Once upon a time, it would have been easier to turn to a friend or a neighbour to get some help, financial or otherwise, to tide one through the tough times. Nowadays, it is much harder as many more people are going through the same or worse issues. We know but we cannot ask. We all just grin and put our best feet forward, hoping that things would get better while we manage our issues. We wonder how we can seek help from or reach out to someone who could also be experiencing tough times. Would that not be inconsiderate? Would they also not have their tales of woe to share?

It also isn’t just the people who are facing tough times that feel despondent. There are many other people, for various reasons, who experience feelings of deep sadness. Surprisingly, some of these people would be considered very successful, and many would wonder what exactly their issues are. We hear tales of super successful people who take their lives, and we wonder: “but they had it all!”

I often wonder why some people feel saddest at the point many would consider the happiest point of their lives. I once saw videos from an Instagram trend where people were asked to show a moment they were at their lowest. Ironically, in many of those videos, people are supposedly living their best lives. They are blowing out candles on their birthday cakes, dancing at their wedding receptions, welcoming new kids into the world, and receiving awards at work: joyful on the outside, unhappy on the inside.

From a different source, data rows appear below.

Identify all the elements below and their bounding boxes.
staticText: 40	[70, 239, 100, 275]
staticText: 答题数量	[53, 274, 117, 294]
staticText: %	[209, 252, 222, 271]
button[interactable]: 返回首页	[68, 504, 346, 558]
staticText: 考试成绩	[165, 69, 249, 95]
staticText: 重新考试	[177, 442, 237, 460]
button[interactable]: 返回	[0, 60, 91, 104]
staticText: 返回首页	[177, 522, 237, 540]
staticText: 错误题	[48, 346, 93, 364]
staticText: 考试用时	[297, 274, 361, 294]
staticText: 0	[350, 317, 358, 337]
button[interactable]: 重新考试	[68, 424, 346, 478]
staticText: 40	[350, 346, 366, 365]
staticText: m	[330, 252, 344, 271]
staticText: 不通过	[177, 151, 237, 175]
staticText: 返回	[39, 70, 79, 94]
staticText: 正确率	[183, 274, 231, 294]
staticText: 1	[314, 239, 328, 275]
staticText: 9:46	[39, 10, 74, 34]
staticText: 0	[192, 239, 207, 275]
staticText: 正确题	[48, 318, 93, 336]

A lot of people wonder why others don’t share their issues. As far as they are concerned: “if you need a shoulder to cry on, I will be there”, “talk to me if you need someone to confide in” but in reality, how easy is it for people to share? There is the stigma of being looked down on, and there is also the penchant for some people to downplay other people’s issues by comparing them with their issues. “My brother, we all have problems, it is not just you. If I tell you what I am going through now, you will cry for me”. Shared suffering is our response to other people’s silent cry for help because we probably think that downplaying another person’s problem could help them feel better about it.

If you are experiencing a tough time, as cliched as it sounds, you are not alone. Some people can support you, either within your immediate circle or professionally, especially if you are particular about your privacy. I know many people are hesitant to share their problems with others because that information could end up being used against them so speaking with a professional could help maintain privacy. Talking to people does help. On the one hand, verbalising helps release pent-up energy; you may not even need advice, just a listening ear. On the other hand, you could see your problems from another perspective and gain insights to encourage you to keep on.

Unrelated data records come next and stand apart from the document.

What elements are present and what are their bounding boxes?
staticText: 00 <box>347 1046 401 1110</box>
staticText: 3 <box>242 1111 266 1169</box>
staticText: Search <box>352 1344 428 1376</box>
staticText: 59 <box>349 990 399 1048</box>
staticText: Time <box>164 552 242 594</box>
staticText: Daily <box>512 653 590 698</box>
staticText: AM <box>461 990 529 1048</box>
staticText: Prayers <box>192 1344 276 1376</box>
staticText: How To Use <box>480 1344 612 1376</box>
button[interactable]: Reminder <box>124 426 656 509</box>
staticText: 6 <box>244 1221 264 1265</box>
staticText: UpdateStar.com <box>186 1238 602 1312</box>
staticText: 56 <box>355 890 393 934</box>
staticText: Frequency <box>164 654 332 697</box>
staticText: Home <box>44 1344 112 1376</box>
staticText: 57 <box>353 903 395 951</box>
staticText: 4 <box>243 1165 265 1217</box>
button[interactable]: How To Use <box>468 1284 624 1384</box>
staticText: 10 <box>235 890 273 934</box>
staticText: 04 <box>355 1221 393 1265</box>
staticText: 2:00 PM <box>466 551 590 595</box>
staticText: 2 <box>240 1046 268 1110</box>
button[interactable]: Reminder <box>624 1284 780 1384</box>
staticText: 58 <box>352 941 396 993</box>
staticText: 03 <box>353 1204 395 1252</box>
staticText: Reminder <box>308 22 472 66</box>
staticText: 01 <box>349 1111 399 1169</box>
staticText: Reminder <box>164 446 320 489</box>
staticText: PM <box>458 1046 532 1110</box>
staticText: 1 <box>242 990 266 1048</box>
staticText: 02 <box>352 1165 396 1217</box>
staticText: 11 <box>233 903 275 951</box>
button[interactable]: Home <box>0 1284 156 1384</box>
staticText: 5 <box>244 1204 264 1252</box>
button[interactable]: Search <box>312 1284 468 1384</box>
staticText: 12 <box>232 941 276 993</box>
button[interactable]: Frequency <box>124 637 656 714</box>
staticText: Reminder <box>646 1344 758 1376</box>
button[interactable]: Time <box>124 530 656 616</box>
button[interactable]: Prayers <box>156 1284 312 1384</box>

If you don’t feel like talking to anyone, you could write down how you honestly feel and read your words to yourself. You may realise that what you believe is insurmountable may not be so. It also helps to remember the good times, recall what worked, and how you dealt with your challenges. Focus on your past achievements, not your failures or current issues.

Doing something new may also be a good way of lifting your spirit, and that process of experiencing newness could encourage you to look forward to better days. Exercise also does wonders in getting your blood flowing and lifting a low mood.

Above all, I believe maintaining faith in God is extremely helpful in realising that there is always hope no matter how bad things are. Our tests, trials, and tough times could also be opportunities to prepare us for greater responsibilities in the future. The battles we fight and win today equip us with the skills we need to fight another day; this is the way I see things today.

PS: This article does not attempt to raise issues concerning people who may be dealing with clinical depression as that requires medical intervention.